Дичь, полная дичь кончилась так же быстро и внезапно, как и началась. Пружина распрямилась, Гильермо вскочил наконец, тяжелые руки Марко бессильно скользнули по сторонам его тела. Гильермо постоял над ним пару ударов сердца, восстанавливая дыхание; потом вытянул из-под страдальца простыню, набросил сверху. Тот лежал безучастный, мокрая голова скатилась набок, рот приоткрыт. Лицо — вроде мужское, но одновременно детское — было горестным в темноте, как театральная маска Пьеро. Силы Гильермо кончились — мгновенно и полностью. Он бросил себя на соседнюю кровать — с таким же усилием, с которым полчаса назад поднимал с пола своего товарища — и вытянулся на покрывале с еле слышным стоном. Тело мерно гудело, целиком превратившись в колокол. Потребовалось собрать всю силу воли, чтобы кое-как стянуть и бросить вниз джинсы и забраться в постель. Он думал, что провалится в сон сразу, едва закроет глаза; но что-то билось внутри него, неусыпное и почти чуждое, как надоедливая пульсирующая жилка. Опьянение, по большей части изгнанное, но все еще остающееся где-то на краю, как гость, стоящий одной ногой на пороге, какое-то время мешало ему понять, что это такое; когда же он понял, это было похоже на сильный удар под дых. Рвано вдохнув, Гильермо сел в кровати, глядя перед собой невидящими глазами: тело его бурлило самым обычным вожделением. Не будь все настолько дико, настолько нереально, он распознал бы происходящее с первого мига: как всякий здоровый молодой человек, он знал это желание, порой просыпался от него по ночам, порой отслеживал его тени днем и всегда спокойно знал, что и как надлежит с ним делать. Сейчас же он настолько не ожидал чего-либо подобного, что был — смешно сказать — практически уязвлен в середину своего самолюбия. Ведь он никогда не мог даже предположить… Даже краешком разума допустить — хотя бы смирения ради — единую мысль о том, что может стать настолько — Господи, именно это слово — настолько интересно. Власть. Темнота. Власть. Этот человек, комок тепла и нужды, сам хочет твоей власти. Он уже пахнет так, как ты, он плачет, он зависит от тебя целиком, и если отпустить себя раз в жизни… прямо сейчас…
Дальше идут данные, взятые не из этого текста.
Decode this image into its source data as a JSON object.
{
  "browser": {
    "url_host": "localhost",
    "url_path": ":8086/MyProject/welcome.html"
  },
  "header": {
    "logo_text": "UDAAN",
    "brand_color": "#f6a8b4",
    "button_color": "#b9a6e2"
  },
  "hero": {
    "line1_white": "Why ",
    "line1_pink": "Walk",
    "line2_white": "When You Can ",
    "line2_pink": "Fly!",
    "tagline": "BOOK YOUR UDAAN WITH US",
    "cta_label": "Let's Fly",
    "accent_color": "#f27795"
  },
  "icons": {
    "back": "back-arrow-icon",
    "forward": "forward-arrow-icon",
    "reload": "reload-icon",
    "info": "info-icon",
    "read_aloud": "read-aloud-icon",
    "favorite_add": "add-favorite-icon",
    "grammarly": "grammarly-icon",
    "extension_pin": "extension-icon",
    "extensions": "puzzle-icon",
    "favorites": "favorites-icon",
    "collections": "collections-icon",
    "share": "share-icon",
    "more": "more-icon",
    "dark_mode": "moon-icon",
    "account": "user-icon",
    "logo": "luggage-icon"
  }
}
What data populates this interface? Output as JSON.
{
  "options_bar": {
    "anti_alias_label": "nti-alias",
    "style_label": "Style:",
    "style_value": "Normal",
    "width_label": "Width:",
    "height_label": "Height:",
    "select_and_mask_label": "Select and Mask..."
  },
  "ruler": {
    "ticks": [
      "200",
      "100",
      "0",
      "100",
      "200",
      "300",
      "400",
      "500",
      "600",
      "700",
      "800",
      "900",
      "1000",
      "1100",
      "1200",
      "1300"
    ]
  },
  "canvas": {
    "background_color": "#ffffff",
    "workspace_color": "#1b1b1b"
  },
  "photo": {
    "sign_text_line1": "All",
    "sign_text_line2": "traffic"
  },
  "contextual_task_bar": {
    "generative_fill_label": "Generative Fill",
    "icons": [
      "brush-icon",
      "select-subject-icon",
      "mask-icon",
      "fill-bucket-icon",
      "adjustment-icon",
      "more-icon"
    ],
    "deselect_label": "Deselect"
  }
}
Что ты, Наполеон, как младенец прямо.

Не знал, что парень может делать это с другим парнем? Даже смешнее, чем с девчонками. Те делаются беременными, а тут все безопасно, если никто не узнает.

Правда, тот парень, который внизу, он потом как будто и не парень уже. Зато тот, что наверху…

Эй, психованный! Стой! Да пошутил я. Ты совсем спятил?! Все французы — психи! Пошутить нельзя!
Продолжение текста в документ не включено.